ГЛАВА I,
в которой описывается наша деревня и впервые сверкает знаменитый бриллиант
Когда, проведя дома свой первый отпуск, я возвращался в Лондон, моя тетушка, миссис Хоггарти, подарила мне бриллиантовую булавку; вернее, в ту пору это была не булавка, а большой старомодный аграф (сработанный в Дублине в 1795 годе), который покойный мистер Хоггарти нашивал на балах у лорда-наместника и в иных прочих местах. Дядюшка, бывало, рассказывал, что аграф на нем был и в битве при Винегер-Хилле, когда не сносить бы ему головы, если бы не косичка, – но это к делу не относится.
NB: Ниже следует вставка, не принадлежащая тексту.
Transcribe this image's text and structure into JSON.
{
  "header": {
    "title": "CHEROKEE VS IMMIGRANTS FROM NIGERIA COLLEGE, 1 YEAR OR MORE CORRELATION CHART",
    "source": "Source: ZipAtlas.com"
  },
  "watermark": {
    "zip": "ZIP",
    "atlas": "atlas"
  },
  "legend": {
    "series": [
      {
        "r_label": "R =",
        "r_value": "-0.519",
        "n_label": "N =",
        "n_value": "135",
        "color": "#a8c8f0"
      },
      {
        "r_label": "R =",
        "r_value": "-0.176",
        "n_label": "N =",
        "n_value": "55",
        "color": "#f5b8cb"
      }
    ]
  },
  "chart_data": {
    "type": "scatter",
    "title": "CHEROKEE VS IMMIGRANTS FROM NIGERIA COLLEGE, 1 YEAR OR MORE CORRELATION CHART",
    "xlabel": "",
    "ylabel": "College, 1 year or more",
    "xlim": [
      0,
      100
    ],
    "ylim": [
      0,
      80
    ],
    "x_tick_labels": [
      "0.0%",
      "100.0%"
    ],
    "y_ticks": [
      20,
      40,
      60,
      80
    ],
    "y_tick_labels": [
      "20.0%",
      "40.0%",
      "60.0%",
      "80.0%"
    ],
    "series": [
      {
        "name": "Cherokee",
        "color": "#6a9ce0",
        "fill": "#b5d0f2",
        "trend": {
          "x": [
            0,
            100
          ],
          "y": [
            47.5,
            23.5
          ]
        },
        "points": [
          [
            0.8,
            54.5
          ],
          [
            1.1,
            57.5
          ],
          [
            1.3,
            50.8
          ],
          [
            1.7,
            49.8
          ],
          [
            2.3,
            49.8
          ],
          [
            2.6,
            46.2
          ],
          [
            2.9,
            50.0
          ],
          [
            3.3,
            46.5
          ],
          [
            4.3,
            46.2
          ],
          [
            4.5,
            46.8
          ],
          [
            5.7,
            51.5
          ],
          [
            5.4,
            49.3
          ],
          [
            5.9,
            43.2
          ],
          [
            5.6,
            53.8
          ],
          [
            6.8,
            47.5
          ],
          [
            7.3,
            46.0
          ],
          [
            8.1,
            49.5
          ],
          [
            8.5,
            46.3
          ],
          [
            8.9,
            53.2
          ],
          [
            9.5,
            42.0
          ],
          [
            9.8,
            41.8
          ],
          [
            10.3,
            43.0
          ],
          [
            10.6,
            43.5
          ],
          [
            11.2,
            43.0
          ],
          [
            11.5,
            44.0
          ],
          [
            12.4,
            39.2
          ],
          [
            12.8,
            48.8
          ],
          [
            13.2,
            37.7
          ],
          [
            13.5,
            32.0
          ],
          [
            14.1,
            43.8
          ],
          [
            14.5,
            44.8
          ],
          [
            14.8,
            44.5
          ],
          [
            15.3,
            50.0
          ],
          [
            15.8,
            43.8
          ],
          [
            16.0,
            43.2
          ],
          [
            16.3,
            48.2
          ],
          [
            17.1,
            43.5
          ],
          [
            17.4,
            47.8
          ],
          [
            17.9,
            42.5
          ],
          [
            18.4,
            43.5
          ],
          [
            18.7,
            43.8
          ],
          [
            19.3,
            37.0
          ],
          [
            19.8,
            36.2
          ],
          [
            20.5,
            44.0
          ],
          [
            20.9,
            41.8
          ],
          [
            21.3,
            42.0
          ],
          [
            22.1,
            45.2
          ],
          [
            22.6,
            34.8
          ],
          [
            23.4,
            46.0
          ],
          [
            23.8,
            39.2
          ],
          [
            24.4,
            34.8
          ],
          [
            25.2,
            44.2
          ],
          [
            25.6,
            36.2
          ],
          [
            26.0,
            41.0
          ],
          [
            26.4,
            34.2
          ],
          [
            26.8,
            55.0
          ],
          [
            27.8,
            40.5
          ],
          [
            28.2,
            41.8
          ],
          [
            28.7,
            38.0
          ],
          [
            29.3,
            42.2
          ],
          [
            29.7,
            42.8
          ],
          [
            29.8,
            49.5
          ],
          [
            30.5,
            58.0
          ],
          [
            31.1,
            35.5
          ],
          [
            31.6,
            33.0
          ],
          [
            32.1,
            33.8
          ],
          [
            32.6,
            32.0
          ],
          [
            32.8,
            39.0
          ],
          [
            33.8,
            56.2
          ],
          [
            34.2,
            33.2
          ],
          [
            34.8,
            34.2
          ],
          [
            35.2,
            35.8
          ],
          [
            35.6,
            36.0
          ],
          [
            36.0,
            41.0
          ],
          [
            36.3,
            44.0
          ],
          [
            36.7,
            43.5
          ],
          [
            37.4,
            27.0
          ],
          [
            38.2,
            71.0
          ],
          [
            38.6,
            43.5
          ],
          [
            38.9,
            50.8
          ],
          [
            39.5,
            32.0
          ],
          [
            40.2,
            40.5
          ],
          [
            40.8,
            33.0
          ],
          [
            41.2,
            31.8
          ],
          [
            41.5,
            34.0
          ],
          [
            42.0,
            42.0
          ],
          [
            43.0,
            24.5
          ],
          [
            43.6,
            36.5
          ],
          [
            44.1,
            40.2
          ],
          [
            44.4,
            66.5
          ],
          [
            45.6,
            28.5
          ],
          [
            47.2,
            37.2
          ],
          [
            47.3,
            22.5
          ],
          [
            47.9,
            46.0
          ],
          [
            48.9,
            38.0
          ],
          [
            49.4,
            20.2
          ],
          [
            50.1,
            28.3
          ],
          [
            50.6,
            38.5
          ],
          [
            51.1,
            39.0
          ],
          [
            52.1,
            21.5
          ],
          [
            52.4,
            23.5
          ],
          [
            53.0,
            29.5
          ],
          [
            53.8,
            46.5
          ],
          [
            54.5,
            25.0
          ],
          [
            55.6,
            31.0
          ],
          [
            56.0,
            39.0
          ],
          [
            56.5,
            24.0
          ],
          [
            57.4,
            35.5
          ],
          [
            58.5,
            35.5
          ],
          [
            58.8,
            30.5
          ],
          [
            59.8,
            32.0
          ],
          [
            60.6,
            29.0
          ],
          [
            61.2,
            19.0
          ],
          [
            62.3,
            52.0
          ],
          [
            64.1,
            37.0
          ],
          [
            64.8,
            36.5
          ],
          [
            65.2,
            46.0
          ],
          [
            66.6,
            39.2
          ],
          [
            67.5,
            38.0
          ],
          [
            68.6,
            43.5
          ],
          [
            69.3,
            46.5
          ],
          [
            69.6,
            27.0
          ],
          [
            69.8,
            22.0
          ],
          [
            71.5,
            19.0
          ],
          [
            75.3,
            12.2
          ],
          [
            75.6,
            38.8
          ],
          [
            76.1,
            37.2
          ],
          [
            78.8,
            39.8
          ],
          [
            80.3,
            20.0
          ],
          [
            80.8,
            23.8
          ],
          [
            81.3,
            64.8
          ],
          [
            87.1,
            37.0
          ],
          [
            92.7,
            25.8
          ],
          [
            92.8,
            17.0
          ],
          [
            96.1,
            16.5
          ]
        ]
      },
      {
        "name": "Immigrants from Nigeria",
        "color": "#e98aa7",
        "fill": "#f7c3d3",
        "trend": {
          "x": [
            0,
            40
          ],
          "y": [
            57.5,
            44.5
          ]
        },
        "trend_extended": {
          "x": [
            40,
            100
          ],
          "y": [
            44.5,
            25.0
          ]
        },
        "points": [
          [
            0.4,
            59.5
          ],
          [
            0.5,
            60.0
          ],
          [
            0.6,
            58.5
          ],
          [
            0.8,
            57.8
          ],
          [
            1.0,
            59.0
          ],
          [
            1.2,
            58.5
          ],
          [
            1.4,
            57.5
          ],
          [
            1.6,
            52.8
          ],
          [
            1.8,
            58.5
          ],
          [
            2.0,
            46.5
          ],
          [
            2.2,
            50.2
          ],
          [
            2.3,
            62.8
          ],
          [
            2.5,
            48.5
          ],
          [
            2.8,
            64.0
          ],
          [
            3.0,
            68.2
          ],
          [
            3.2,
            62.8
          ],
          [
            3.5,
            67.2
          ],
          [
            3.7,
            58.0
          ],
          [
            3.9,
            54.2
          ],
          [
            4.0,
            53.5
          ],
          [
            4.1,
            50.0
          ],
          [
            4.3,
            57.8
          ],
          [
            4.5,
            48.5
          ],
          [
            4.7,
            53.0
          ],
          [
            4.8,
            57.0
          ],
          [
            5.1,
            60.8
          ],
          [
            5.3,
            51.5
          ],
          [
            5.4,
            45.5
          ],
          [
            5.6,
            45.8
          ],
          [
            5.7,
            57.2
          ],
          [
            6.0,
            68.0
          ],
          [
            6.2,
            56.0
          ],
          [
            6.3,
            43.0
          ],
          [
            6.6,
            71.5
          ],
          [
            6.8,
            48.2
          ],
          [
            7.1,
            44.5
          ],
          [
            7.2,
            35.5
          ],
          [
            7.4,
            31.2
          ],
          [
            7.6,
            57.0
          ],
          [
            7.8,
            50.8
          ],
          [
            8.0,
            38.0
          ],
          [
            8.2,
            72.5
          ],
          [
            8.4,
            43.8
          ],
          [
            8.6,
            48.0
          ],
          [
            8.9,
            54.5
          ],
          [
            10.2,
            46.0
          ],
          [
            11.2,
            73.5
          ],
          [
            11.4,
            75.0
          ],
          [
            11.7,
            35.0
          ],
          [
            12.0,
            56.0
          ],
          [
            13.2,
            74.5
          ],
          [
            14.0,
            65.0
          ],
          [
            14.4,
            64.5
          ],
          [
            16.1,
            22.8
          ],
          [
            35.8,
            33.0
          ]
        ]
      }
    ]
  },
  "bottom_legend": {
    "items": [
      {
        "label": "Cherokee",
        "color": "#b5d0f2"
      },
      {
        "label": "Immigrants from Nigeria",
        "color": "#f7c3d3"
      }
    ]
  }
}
В середине аграфа помещался портрет самого Хоггарти в алом ополченской мундире, а вокруг тринадцать локонов, принадлежавших чертовой дюжине его сестриц; но так как в семье Хоггарти волосы у всех были ярко-рыжие, то человеку с воображением портрет мог показаться большим свежим куском говяжьей вырезки, окруженным тринадцатью морковками. Морковки эти были выложены на покрытое синей глазурью блюдо; и казалось, все они вырастают из знаменитого бриллианта Хоггарти (как его называли в нашем семействе).
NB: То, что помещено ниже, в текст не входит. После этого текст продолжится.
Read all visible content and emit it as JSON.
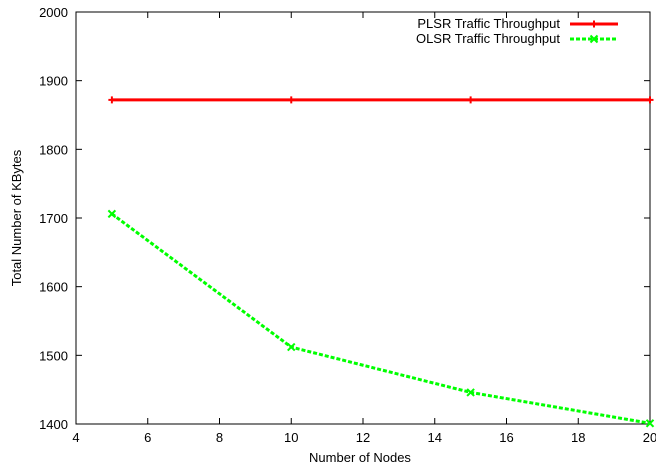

Нет нужды разъяснять, что тетушка моя – женщина богатая; и я считал, что не хуже всякого другого мог бы сделаться ее наследником.
Во время месячного моего отпуска она была чрезвычайно мною довольна; часто приглашала выкушать с ней чаю (хотя в деревне нашей была некая особа, с которой я предпочел бы в эти золотые летние вечера прогуливаться по скошенным лугам); всякий раз, как я послушно пил ее скверный черный чай, обещала, что, когда я буду уезжать в город, не оставит меня своими милостями; мало того, три, а то и четыре раза приглашала на обед, а обедала она в три часа пополудни, а потом на вист или крибедж. Карты – это бы еще ничего, потому что, хоть мы и играли по семи часов кряду и я всегда оставался в проигрыше, потери мои составляли не более девятнадцати пенсов за вечер; но в обед и в десять часов к ужину у тетушки подавали кислющее черносмородинное вино; отказаться от него я не смел, но, поверьте, испив его, всякий раз терпел адские муки.
Таково угождая тетушке да наслушавшись ее обещаний, я решил, что она пожалует мне по меньшей мере двадцать гиней (у ней их было в ящике комода несчетно); и так я был уверен в этом подарке, что молодая особа по имени Мэри Смит, с которой я об этом беседовал, даже связала кошелечек зеленого шелка и подарила его мне (за скирдой Хикса – это если за кладбищем свернуть по тропинке направо), – да, и подарила его мне, обернутым в папиросную бумажку. Если уж говорить всю правду, кошелечек был не пустой. Перво-наперво, там лежал крутой локон, такой черный и блестящий, каких вы в жизни не видывали, а еще три пенса, вернее, половинка серебряного шестипенсовика на голубой ленточке, чтобы можно было носить на шее. А вторая половинка… ах, я знал, где находится вторая половинка, и как же я завидовал этому талисману!
Последний день отпуска я, разумеется, должен был посвятить миссис Хоггарти. Тетушка пребывала в самом милостивом расположении духа и в качестве угощения поставила две бутылки черносмородинного вина, каковые и пришлись главным образом на мою долю.
Вечером, когда все ее гостьи, надев деревянные галоши, удалились в сопровождении своих горничных, миссис Хоггарти, которая еще раньше сделала мне знак остаться, первым долгом задула в гостиной три восковые свечи, а затем, взяв четвертую, подошла к секретеру и отперла его.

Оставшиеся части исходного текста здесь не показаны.